Sinthgunt is attested solely in the Old High German 9th or 10th century "horse cure" Merseburg Incantation. In the incantation, Sinthgunt is referred to as the sister of the personified sun, Sunna (whose name is alliterative to Sinthgunt). The two sisters are cited as both producing charms to heal Phol's horse, a figure also otherwise unattested. The two are then followed by Friia and Uolla, also alliterative and stated as sisters.
The etymology of Sinthgunt is unclear. Within the original manuscript, Sinthgunt is spelled 'Sinhtgunt' - a direct reading has yielded interpretations such as "the night-walking one". Interpretations from the amended 'Sinthgunt' have resulted in readings such as "the one moving into battle" or "heavenly body, star".
Though Sinthgunt may share aspects of her sister Sunna and brother Mona she is the "night walking one" - the evening star. She marks the end of the day appearing in the west after sunset; a herald and luminous wanderer she is both healer and warrior.
(Sunne, Sigel, Sunno. The Norse Sól, Sanskrit Surya, Brittonic Sulis, Lithuanian Saulė, Latin Sol, and the Slavic Tsar Solnitse.)

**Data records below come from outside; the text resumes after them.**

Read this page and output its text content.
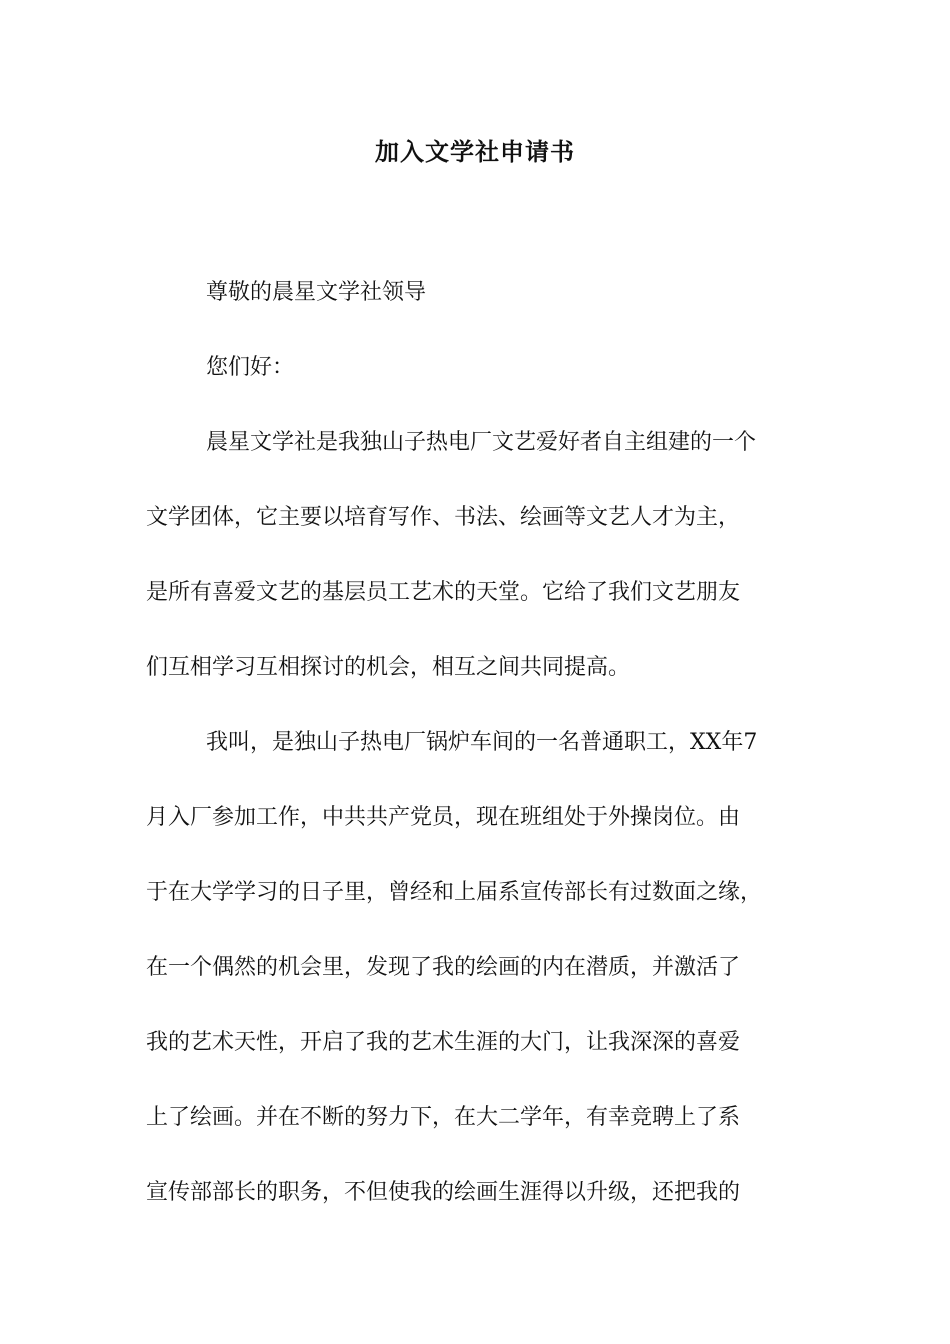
加入文学社申请书
尊敬的晨星文学社领导
您们好：
晨星文学社是我独山子热电厂文艺爱好者自主组建的一个
文学团体，它主要以培育写作、书法、绘画等文艺人才为主，
是所有喜爱文艺的基层员工艺术的天堂。它给了我们文艺朋友
们互相学习互相探讨的机会，相互之间共同提高。
我叫，是独山子热电厂锅炉车间的一名普通职工，XX年7
月入厂参加工作，中共共产党员，现在班组处于外操岗位。由
于在大学学习的日子里，曾经和上届系宣传部长有过数面之缘，
在一个偶然的机会里，发现了我的绘画的内在潜质，并激活了
我的艺术天性，开启了我的艺术生涯的大门，让我深深的喜爱
上了绘画。并在不断的努力下，在大二学年，有幸竞聘上了系
宣传部部长的职务，不但使我的绘画生涯得以升级，还把我的
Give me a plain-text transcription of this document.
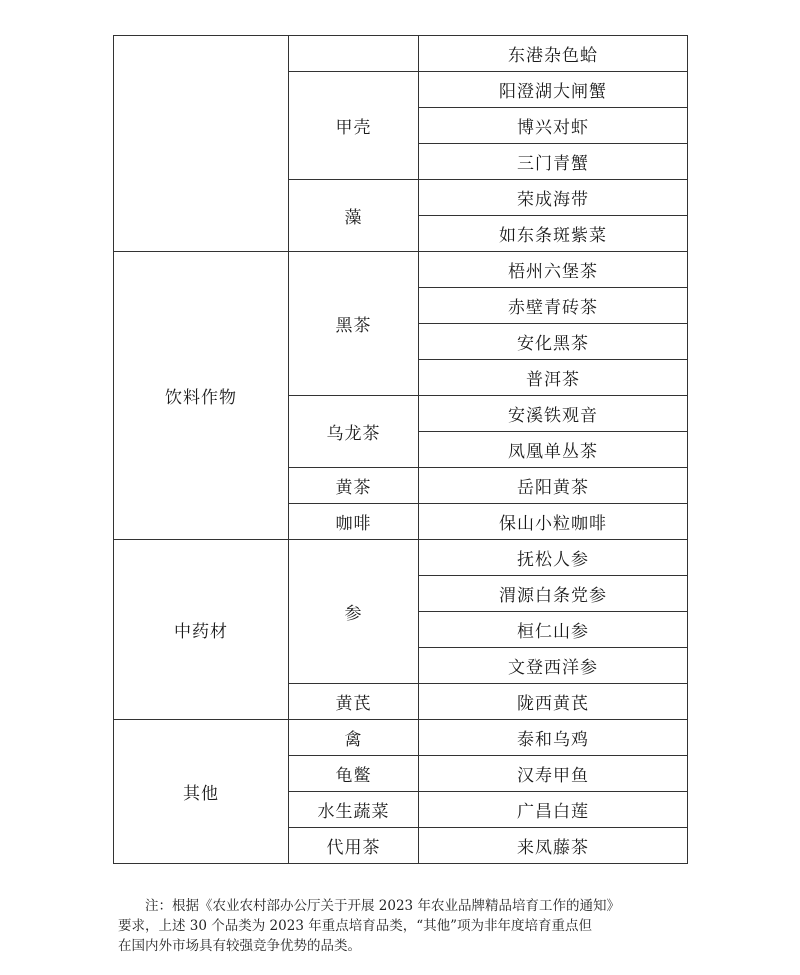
		东港杂色蛤
	甲壳	阳澄湖大闸蟹
		博兴对虾
		三门青蟹
	藻	荣成海带
		如东条斑紫菜
饮料作物	黑茶	梧州六堡茶
		赤壁青砖茶
		安化黑茶
		普洱茶
	乌龙茶	安溪铁观音
		凤凰单丛茶
	黄茶	岳阳黄茶
	咖啡	保山小粒咖啡
中药材	参	抚松人参
		渭源白条党参
		桓仁山参
		文登西洋参
	黄芪	陇西黄芪
其他	禽	泰和乌鸡
	龟鳖	汉寿甲鱼
	水生蔬菜	广昌白莲
	代用茶	来凤藤茶

注：根据《农业农村部办公厅关于开展 2023 年农业品牌精品培育工作的通知》

要求，上述 30 个品类为 2023 年重点培育品类，“其他”项为非年度培育重点但

在国内外市场具有较强竞争优势的品类。
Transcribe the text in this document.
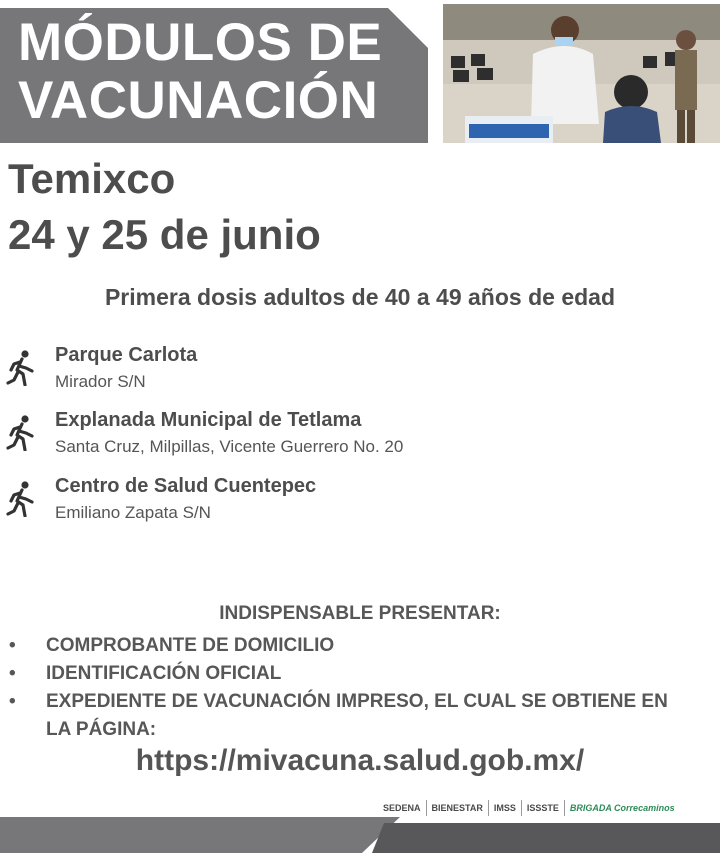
MÓDULOS DE
VACUNACIÓN
Temixco
24 y 25 de junio
Primera dosis adultos de 40 a 49 años de edad
Parque Carlota
Mirador S/N
Explanada Municipal de Tetlama
Santa Cruz, Milpillas, Vicente Guerrero No. 20
Centro de Salud Cuentepec
Emiliano Zapata S/N
INDISPENSABLE PRESENTAR:
• COMPROBANTE DE DOMICILIO
• IDENTIFICACIÓN OFICIAL
• EXPEDIENTE DE VACUNACIÓN IMPRESO, EL CUAL SE OBTIENE EN LA PÁGINA:
https://mivacuna.salud.gob.mx/
SEDENA BIENESTAR IMSS ISSSTE BRIGADA Correcaminos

Sigel semannum symble biþ on hihte
ðonne hi hine feriaþ ofer fisces beþ
oþ hi brimhengest bringeþ to lande
The sun to seamen is always hope
When they travel over the fish's bath
Until the sea-steed brings them to land
- The Old English Rune Poem
Sunna is the personified Sun. Feminine Sunna is gentle life giving and nurturing; she offers both hope and warmth. Sunna's symbols are carved upon stone as the sun chariot being drawn across the sky by horses or as a spoked wheel (solar cross or solar disc) often associated (as it with in the Old English Rune Poem) with ships and boats. Her ᛋ (ᚴ) sigel rune can be found upon the 'Lindholm Amulet' and the 'Seax of Beagnoth' found in the River Thames in 1857. Sunday (Sunnandæg) is named for her and she may be associated with Litha, the summer months, midsummer bonfires and sun wheels, fertility, flowers and safe voyages across the open sea.
Sunna is the sister of Mona, the personified moon and the sister of Sinthgunt at testified in the "The Horse Cure" of the Merseburg Incantations: "So Sinthgunt, Sunna's sister, conjured it."